Petar Gorša

Personal information
- Nationality: Croatian
- Born: 11 January 1988 (age 38) Bjelovar, SR Croatia, SFR Yugoslavia
- Height: 1.82 m (6 ft 0 in)
- Weight: 82 kg (181 lb)

Sport
- Country: Croatia
- Sport: Shooting
- Event: Air rifle

Achievements and titles
- Olympic finals: 2008–2024

Medal record
Men's Shooting
Representing Croatia
World Championships
| Silver medal – second place | 2018 Changwon | 10 m air rifle |
| Silver medal – second place | 2018 Changwon | 50 m rifle 3 positions |
| Bronze medal – third place | 2023 Baku | 10 m air rifle team |
European Games
| Silver medal – second place | 2015 Baku | 50 m rifle 3 positions |
| Silver medal – second place | 2023 Kraków-Małopolska | 10 m air rifle team |
European Championships
| Silver medal – second place | 2015 Arnhem | Mixed team 10 m air rifle |
| Silver medal – second place | 2024 Győr | 10 m air rifle team |
| Silver medal – second place | 2025 Osijek | 10 m air rifle team |
| Bronze medal – third place | 2018 Győr | 10 m air rifle |
| Bronze medal – third place | 2026 Yerevan | 10 m air rifle team |

= Petar Gorša =

Croatian sports shooter (born 1988)

Petar Gorša (born 11 January 1988) is a Croatian sports shooter. He competed at the 2008, 2012, 2016, and 2024 Summer Olympics.

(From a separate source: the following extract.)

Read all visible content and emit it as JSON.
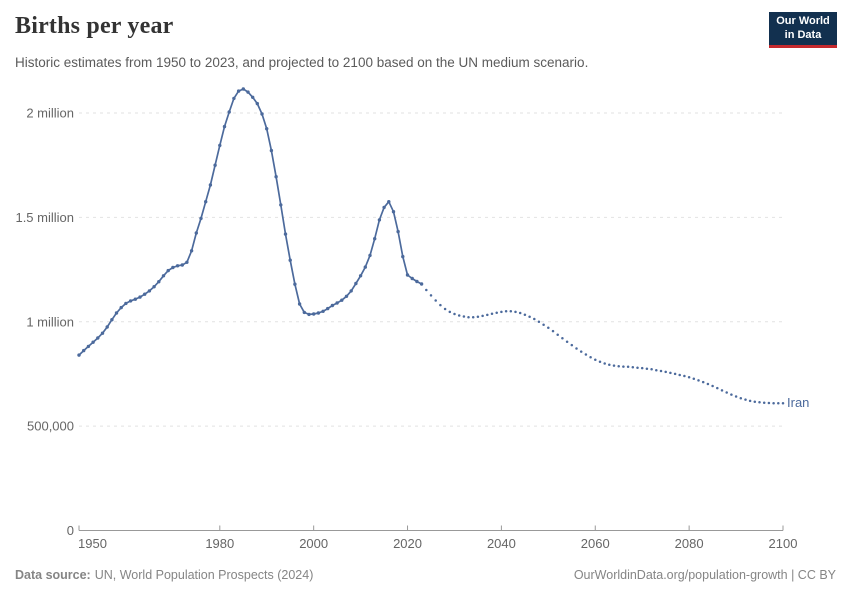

At the 2008 Olympics, he competed in the 10 m air rifle, the 50 m rifle prone and the 50 m rifle three positions, finishing in 37th, 49th and 44th position respectively. At the 2012 Olympics, he only competed in the 10 m air rifle, finishing in 43rd. At the 2016 Summer Olympics, he competed in the 50 m rifle prone, the 50 m rifle three positions and the 10 m air rifle. He reached the final of the 10 m air rifle finishing in 7th.